Britain has become a nation of coffee lovers and café culture is booming. 


As a result, coffee bars are increasingly popular in the workplace. They require less space and fewer staff, encourage all day grazing, and tempt customers to stay on site. Michele Ribaudo, operations director at BaxterStorey, explains how to effectively introduce a coffee bar to your existing offer.

 
1 What is your aim? 

The first thing to consider is what you are trying to achieve from your coffee bar. Is it to use space more effectively, create a lively atmosphere or drive sales? A well-designed and managed coffee bar can do all three. Meeting rooms are often limited, so a coffee bar can provide a great venue for collaborative working or informal meetings.

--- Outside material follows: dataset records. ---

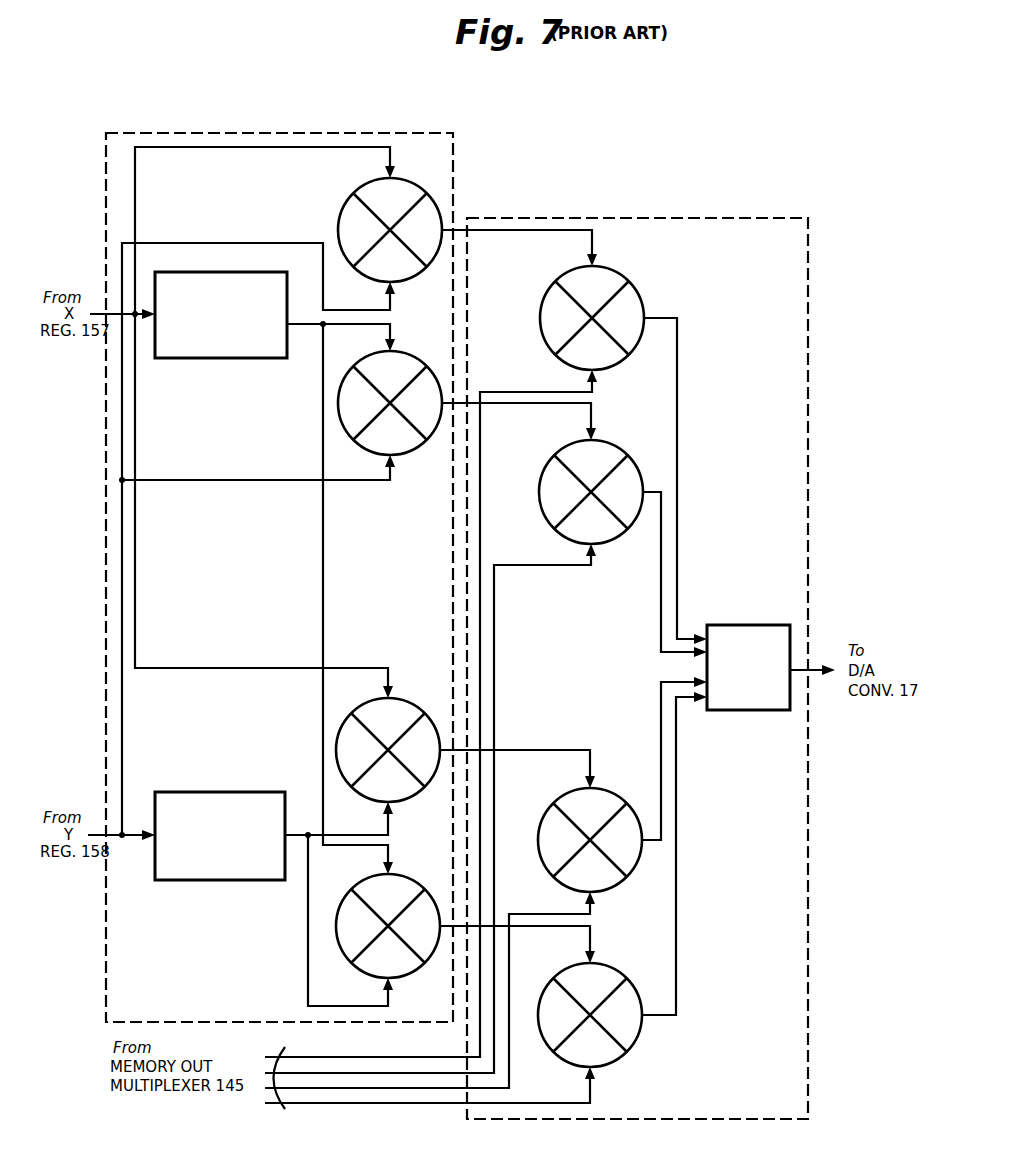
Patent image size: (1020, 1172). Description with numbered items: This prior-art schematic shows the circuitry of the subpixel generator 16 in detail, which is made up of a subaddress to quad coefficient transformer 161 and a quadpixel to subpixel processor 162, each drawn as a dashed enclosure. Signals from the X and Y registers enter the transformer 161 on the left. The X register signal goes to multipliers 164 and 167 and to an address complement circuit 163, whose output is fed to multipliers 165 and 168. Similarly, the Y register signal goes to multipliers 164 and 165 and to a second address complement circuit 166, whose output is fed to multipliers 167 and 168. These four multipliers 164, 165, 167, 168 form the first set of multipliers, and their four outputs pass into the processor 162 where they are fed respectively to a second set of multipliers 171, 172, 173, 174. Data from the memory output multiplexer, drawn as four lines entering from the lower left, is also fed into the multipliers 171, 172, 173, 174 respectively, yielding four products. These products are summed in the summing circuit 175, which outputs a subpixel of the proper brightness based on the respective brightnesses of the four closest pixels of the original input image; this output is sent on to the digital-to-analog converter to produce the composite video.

The subpixel generator 16 is at (520, 136).
The subaddress to quad coefficient transformer 161 is at (395, 136).
The quadpixel to subpixel processor 162 is at (745, 218).
The address complement circuit 163 is at (246, 276).
The multiplier 164 is at (357, 188).
The multiplier 165 is at (405, 354).
The address complement circuit 166 is at (239, 793).
The multiplier 167 is at (403, 700).
The multiplier 168 is at (403, 875).
The multiplier 171 is at (617, 272).
The multiplier 172 is at (614, 447).
The multiplier 173 is at (613, 790).
The multiplier 174 is at (613, 965).
The summing circuit 175 is at (750, 625).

Many of our clients also want to create a ‘hub’ for their employees, where best practice and ideas are shared. 

2 Layout 

Creatively managing the space you have available will help enhance the employee experience. Ready-made kiosks can easily be wheeled into place, providing there is a power supply. These standalone units are simple to install and often have water tanks stored underneath, so there does not necessarily need to be any plumbing involved. Seating should be considered if space is limited. Trestle tables are great for encouraging collaborative working and high tables and stools are good options for socialising or to minimise dwell time. 


3 Location
To reduce queuing in an existing restaurant venue, consider other spaces in the building where footfall is high. We recently installed a coffee bar in the lobby of a building. Not only does this help with reducing restaurant queues, it enables us to serve other tenants and means employees do not have to go far to get a cup of coffee. This type of location also alleviates the temptation to purchase from the high street due to its convenience.


4 Consider the product

I have seen first-hand that when you focus on creating a quality coffee service through direct training, coffee sales increase. Creating a great cup of coffee is an art that requires real skill. However, training is often overlooked when running a coffee bar. Although a self-service coffee machine will provide employees with a standard beverage option, a quality coffee bar or kiosk can tick all the boxes. It offers strong product and service, additional meeting space and an area where employees will want to spend their time.


5 Stay competitive
The kiosk and surrounding space should look and feel like a high-street brand. Customers are discerning and will expect both familiarity and innovation. A retail design with a competitive product will help to keep employees on-site during breaks.